Pledge $1 per kilometre for 4100km and you can provide:
· Free, satisfying and nutritious meals for a homeless or vulnerable person in Sydney for an entire year; or
· Support a homeless or vulnerable person to enter the workforce and gain financial independence through WILL2LIVE’s hospitality training program
About WILL2LIVE and the WILL2LIVE Centre
WILL2LIVE is a grassroots, volunteer-led response to helping people in need. It began in 2012 as a one-man operation when founder Will Hawes started making sandwiches for homeless people in inner Sydney. Today, WILL2LIVE has hundreds of volunteers who distribute 2000 free meals, warm clothes and personal hygiene products to homeless and vulnerable people.

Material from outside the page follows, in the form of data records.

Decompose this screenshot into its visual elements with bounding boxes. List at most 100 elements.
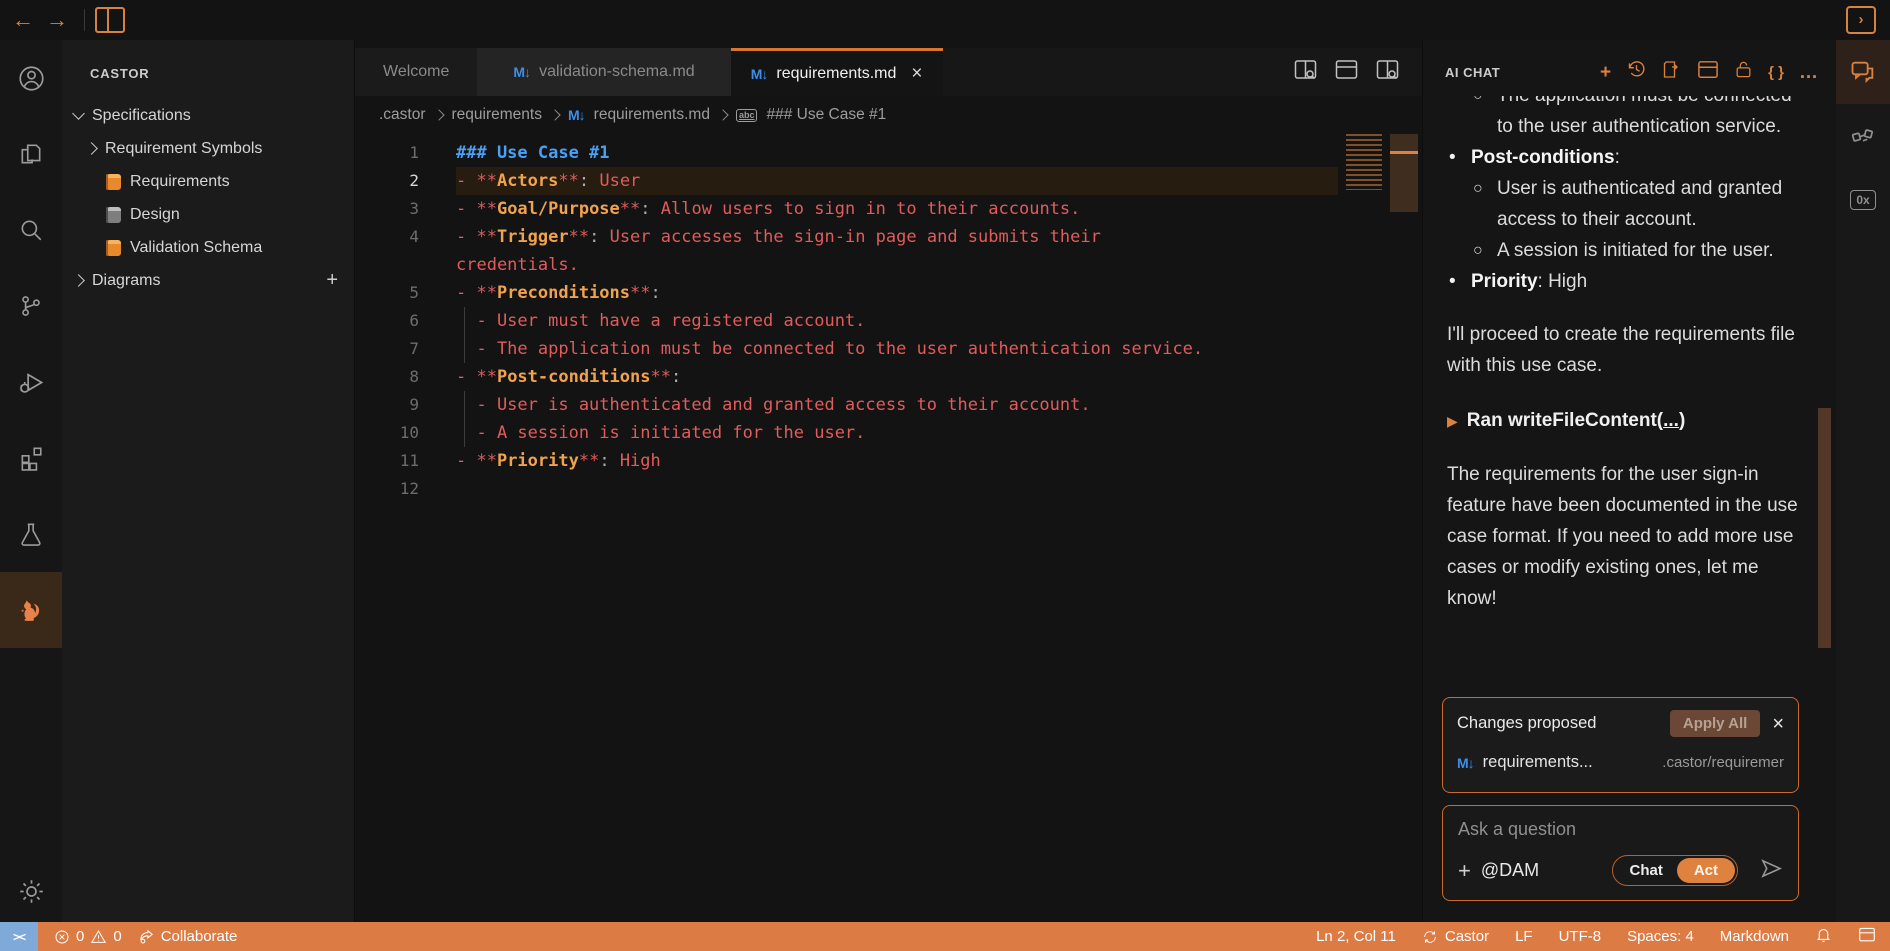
line-number <box>355 251 419 279</box>
hex-icon[interactable]: 0x <box>1836 168 1890 232</box>
sidebar-item-requirement-symbols[interactable]: Requirement Symbols <box>62 132 354 165</box>
line-text: - User is authenticated and granted acce… <box>456 391 1338 419</box>
breadcrumb-item[interactable]: .castor <box>379 106 426 124</box>
code-line[interactable]: 11- **Priority**: High <box>355 447 1338 475</box>
breadcrumb-item[interactable]: ### Use Case #1 <box>766 106 886 124</box>
encoding-status[interactable]: UTF-8 <box>1559 928 1602 945</box>
search-icon[interactable] <box>0 192 62 268</box>
split-editor-icon[interactable] <box>95 7 125 33</box>
scrollbar-overview[interactable] <box>1390 134 1418 212</box>
account-icon[interactable] <box>0 40 62 116</box>
problems-status[interactable]: 0 0 <box>54 928 122 945</box>
code-area[interactable]: 1### Use Case #12- **Actors**: User3- **… <box>355 134 1422 922</box>
attach-icon[interactable]: + <box>1458 860 1471 882</box>
changed-file-row[interactable]: M↓ requirements... .castor/requiremer <box>1457 753 1784 772</box>
more-icon[interactable]: … <box>1799 63 1818 82</box>
breadcrumb-item[interactable]: requirements <box>452 106 542 124</box>
code-line[interactable]: 12 <box>355 475 1338 503</box>
sidebar-item-design[interactable]: Design <box>62 198 354 231</box>
minimap[interactable] <box>1346 134 1382 190</box>
chat-panel-icon[interactable] <box>1836 40 1890 104</box>
code-line[interactable]: 7 - The application must be connected to… <box>355 335 1338 363</box>
split-editor-right-icon[interactable] <box>1375 59 1400 86</box>
branch-status[interactable]: Castor <box>1422 928 1489 945</box>
chat-input[interactable]: Ask a question <box>1458 819 1783 840</box>
window-layout-icon[interactable] <box>1697 60 1719 85</box>
castor-squirrel-icon[interactable] <box>0 572 62 648</box>
tab-label: validation-schema.md <box>539 63 695 81</box>
code-line[interactable]: 10 - A session is initiated for the user… <box>355 419 1338 447</box>
open-changes-icon[interactable] <box>1293 59 1318 86</box>
code-line[interactable]: 8- **Post-conditions**: <box>355 363 1338 391</box>
apply-all-button[interactable]: Apply All <box>1670 710 1760 737</box>
indent-status[interactable]: Spaces: 4 <box>1627 928 1694 945</box>
chat-mode-button[interactable]: Chat <box>1615 858 1676 883</box>
breadcrumb-separator-icon <box>549 109 560 120</box>
chat-bullet-text: The application must be connected to the… <box>1497 96 1810 142</box>
language-status[interactable]: Markdown <box>1720 928 1789 945</box>
mention-chip[interactable]: @DAM <box>1481 860 1539 881</box>
remote-indicator[interactable]: >< <box>0 922 38 951</box>
tree-item-label: Diagrams <box>92 272 160 290</box>
warning-icon <box>90 929 107 945</box>
export-icon[interactable] <box>1662 59 1682 85</box>
overview-current-line-marker <box>1390 151 1418 154</box>
back-icon[interactable]: ← <box>6 7 40 33</box>
extensions-icon[interactable] <box>0 420 62 496</box>
chevron-down-icon <box>72 107 85 120</box>
tab-welcome[interactable]: Welcome <box>355 48 477 96</box>
panel-layout-icon[interactable] <box>1858 927 1876 947</box>
code-line[interactable]: 2- **Actors**: User <box>355 167 1338 195</box>
sidebar-item-specifications[interactable]: Specifications <box>62 99 354 132</box>
code-line[interactable]: credentials. <box>355 251 1338 279</box>
line-number: 4 <box>355 223 419 251</box>
run-debug-icon[interactable] <box>0 344 62 420</box>
code-line[interactable]: 3- **Goal/Purpose**: Allow users to sign… <box>355 195 1338 223</box>
braces-icon[interactable]: { } <box>1768 65 1784 80</box>
collaborate-status[interactable]: Collaborate <box>138 928 238 945</box>
code-line[interactable]: 6 - User must have a registered account. <box>355 307 1338 335</box>
close-icon[interactable]: × <box>1772 714 1784 734</box>
ai-chat-scroll: ○ The application must be connected to th… <box>1447 96 1810 614</box>
cursor-position[interactable]: Ln 2, Col 11 <box>1316 928 1396 945</box>
tab-validation-schema-md[interactable]: M↓validation-schema.md <box>477 48 730 96</box>
titlebar-divider <box>84 9 85 31</box>
editor-actions <box>1293 48 1422 96</box>
ai-chat-panel: AI CHAT + { } … <box>1422 40 1836 922</box>
tool-call-row[interactable]: ▶ Ran writeFileContent(...) <box>1447 405 1810 437</box>
code-line[interactable]: 4- **Trigger**: User accesses the sign-i… <box>355 223 1338 251</box>
tool-call-dots[interactable]: ... <box>1663 405 1679 436</box>
notifications-bell-icon[interactable] <box>1815 926 1832 947</box>
breadcrumb-separator-icon <box>433 109 444 120</box>
new-chat-icon[interactable]: + <box>1600 63 1611 82</box>
line-text: - **Priority**: High <box>456 447 1338 475</box>
code-line[interactable]: 5- **Preconditions**: <box>355 279 1338 307</box>
send-icon[interactable] <box>1760 858 1783 884</box>
sidebar-item-requirements[interactable]: Requirements <box>62 165 354 198</box>
code-line[interactable]: 9 - User is authenticated and granted ac… <box>355 391 1338 419</box>
source-control-icon[interactable] <box>0 268 62 344</box>
expand-arrow-icon[interactable]: ▶ <box>1447 406 1458 437</box>
settings-gear-icon[interactable] <box>0 860 62 922</box>
explorer-icon[interactable] <box>0 116 62 192</box>
line-number: 7 <box>355 335 419 363</box>
add-diagram-button[interactable]: + <box>326 269 338 292</box>
tree-item-label: Requirements <box>130 173 230 191</box>
test-beaker-icon[interactable] <box>0 496 62 572</box>
toggle-panel-icon[interactable]: › <box>1846 6 1876 34</box>
circle-bullet-icon: ○ <box>1473 235 1497 266</box>
code-line[interactable]: 1### Use Case #1 <box>355 139 1338 167</box>
chat-scrollbar-thumb[interactable] <box>1818 408 1831 648</box>
layout-panel-icon[interactable] <box>1334 59 1359 86</box>
lock-icon[interactable] <box>1734 59 1753 85</box>
tab-requirements-md[interactable]: M↓requirements.md× <box>731 48 943 96</box>
act-mode-button[interactable]: Act <box>1677 858 1735 883</box>
sidebar-item-diagrams[interactable]: Diagrams + <box>62 264 354 297</box>
history-icon[interactable] <box>1626 59 1647 85</box>
breadcrumb-item[interactable]: requirements.md <box>594 106 710 124</box>
nodes-icon[interactable] <box>1836 104 1890 168</box>
eol-status[interactable]: LF <box>1515 928 1533 945</box>
forward-icon[interactable]: → <box>40 7 74 33</box>
close-icon[interactable]: × <box>911 63 922 85</box>
sidebar-item-validation-schema[interactable]: Validation Schema <box>62 231 354 264</box>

In 2025, WILL2LIVE will expand its service to the homeless community with the opening of the WILL2LIVE Centre in inner-city Alexandria. The Centre, opposite the new Waterloo Metro station, will include a kitchen for preparation of free meals, a drop-in centre and change facilities, and a public café whose profits will go back to supporting the needy. In future, the Café will offer hospitality training for people who have fallen between the cracks, helping them re-enter the workforce and gain financial independence.
About Shane Howley
Shane Howley, 61, grew up in Birr, County Offaly, and saved to buy his first racing bike when he was a teenager. After moving to Australia in 1988, he started cycling competitively and with the Coluzzi cycle group, named for the legendary Bar Coluzzi café in Sydney.
Previous rides include the Grafton to Inverell Cycle Classic.